When using "repo sync" with the -j (parallel) option, repo opens one SSH connection with the ControlMaster option, then multiplexes SSH sessions used to fetch/update each git repository over that connection rather than establishing a new connection for each fetch. This is to avoid SSH handshake overhead.
However, since updating from 3.4 to 3.11.2 last week, we've had intermittent sync failures in our CI builds, with errors like this:
repo has been initialized in /data/build-eqx-02.2/xml-data/build-dir/XXXXX
Write failed: Broken pipe
mux_client_request_session: read from master failed: Broken pipe
mux_client_request_session: read from master failed: Broken pipe
mux_client_request_session: read from master failed: Broken pipe
mux_client_request_session: read from master failed: Broken pipe
fatal: The remote end hung up upon initial contact
In other cases, the repo sync eventually succeeded, but took an hour where it normally would have been complete in a few minutes.
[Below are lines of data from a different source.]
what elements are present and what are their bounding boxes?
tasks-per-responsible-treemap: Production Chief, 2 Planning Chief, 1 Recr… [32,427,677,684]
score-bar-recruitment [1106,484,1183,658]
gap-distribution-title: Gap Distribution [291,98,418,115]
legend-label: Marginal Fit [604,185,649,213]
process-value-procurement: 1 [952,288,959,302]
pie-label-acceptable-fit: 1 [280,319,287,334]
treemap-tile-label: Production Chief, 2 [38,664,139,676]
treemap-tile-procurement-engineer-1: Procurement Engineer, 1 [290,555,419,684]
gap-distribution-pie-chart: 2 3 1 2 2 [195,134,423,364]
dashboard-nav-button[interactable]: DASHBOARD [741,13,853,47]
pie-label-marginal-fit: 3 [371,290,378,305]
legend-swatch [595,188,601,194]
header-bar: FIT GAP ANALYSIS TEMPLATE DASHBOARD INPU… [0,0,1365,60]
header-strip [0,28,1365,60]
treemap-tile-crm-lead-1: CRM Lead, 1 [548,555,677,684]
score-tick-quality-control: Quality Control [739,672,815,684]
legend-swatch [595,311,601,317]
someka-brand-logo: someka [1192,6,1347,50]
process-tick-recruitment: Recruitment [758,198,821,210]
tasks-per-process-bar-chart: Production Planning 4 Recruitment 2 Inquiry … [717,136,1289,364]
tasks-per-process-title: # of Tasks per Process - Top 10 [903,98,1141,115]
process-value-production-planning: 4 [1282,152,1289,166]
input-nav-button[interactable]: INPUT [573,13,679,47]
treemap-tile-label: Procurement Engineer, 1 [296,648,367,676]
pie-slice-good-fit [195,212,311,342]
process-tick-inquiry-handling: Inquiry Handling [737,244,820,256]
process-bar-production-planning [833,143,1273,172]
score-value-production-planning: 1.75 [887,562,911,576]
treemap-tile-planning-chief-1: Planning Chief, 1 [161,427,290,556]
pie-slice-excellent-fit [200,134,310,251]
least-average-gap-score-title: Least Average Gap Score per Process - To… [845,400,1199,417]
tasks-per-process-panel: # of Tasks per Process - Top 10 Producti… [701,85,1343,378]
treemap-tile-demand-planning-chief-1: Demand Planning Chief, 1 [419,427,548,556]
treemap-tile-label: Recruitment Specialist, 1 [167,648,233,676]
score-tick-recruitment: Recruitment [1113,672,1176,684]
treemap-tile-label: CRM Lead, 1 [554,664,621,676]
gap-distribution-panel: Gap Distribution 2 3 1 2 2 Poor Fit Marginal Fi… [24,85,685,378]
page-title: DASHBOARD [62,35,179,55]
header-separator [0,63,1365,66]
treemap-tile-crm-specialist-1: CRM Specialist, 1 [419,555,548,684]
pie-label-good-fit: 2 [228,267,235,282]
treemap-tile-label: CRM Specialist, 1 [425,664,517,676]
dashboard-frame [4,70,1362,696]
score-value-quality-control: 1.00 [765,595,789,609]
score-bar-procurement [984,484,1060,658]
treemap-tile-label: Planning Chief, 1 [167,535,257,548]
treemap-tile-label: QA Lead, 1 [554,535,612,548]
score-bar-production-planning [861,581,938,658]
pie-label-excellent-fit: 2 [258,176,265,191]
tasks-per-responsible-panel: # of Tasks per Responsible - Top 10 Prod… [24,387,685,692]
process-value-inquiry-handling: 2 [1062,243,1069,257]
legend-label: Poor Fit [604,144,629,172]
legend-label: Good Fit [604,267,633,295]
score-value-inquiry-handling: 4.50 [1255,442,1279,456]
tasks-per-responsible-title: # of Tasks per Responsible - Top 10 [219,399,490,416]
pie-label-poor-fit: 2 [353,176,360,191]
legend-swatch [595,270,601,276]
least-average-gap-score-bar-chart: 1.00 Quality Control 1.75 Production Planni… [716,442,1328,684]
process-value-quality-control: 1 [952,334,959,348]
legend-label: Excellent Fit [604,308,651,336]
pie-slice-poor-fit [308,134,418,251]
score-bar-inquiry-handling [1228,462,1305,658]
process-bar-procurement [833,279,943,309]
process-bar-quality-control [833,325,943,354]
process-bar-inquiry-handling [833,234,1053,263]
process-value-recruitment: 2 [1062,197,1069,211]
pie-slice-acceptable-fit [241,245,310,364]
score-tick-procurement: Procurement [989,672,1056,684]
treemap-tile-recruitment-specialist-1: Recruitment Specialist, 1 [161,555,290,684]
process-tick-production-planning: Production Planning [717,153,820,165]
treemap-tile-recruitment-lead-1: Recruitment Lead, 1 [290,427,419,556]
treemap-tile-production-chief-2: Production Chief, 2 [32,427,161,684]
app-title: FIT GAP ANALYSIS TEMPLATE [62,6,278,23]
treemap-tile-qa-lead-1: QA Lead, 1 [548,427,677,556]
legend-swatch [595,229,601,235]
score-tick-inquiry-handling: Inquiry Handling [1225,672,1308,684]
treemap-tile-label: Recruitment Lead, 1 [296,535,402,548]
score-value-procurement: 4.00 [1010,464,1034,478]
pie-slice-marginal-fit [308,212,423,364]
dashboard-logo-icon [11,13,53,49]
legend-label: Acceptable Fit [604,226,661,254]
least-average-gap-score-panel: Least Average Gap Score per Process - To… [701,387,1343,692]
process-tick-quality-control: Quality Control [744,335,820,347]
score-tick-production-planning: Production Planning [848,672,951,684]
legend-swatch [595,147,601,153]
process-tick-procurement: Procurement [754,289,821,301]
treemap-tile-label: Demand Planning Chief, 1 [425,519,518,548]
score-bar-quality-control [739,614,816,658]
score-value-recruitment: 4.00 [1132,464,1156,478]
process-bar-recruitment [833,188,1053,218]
The sync-j option in repo's default.xml is set to 8, Stash's throttle.resource.scm-hosting is set to 8, and our build plan has 4 variants. So while there is over-subscription, as the CI build alone could result in 32 simultaneous fetches, Stash's throttling should handle this.
One reason I suspect a problem with Stash's SSH multiplexing is that yesterday we changed the CI build plan to set the GIT_SSH environment variable to "ssh" before invoking repo sync to disable multiplexing. We haven't seen this issue since.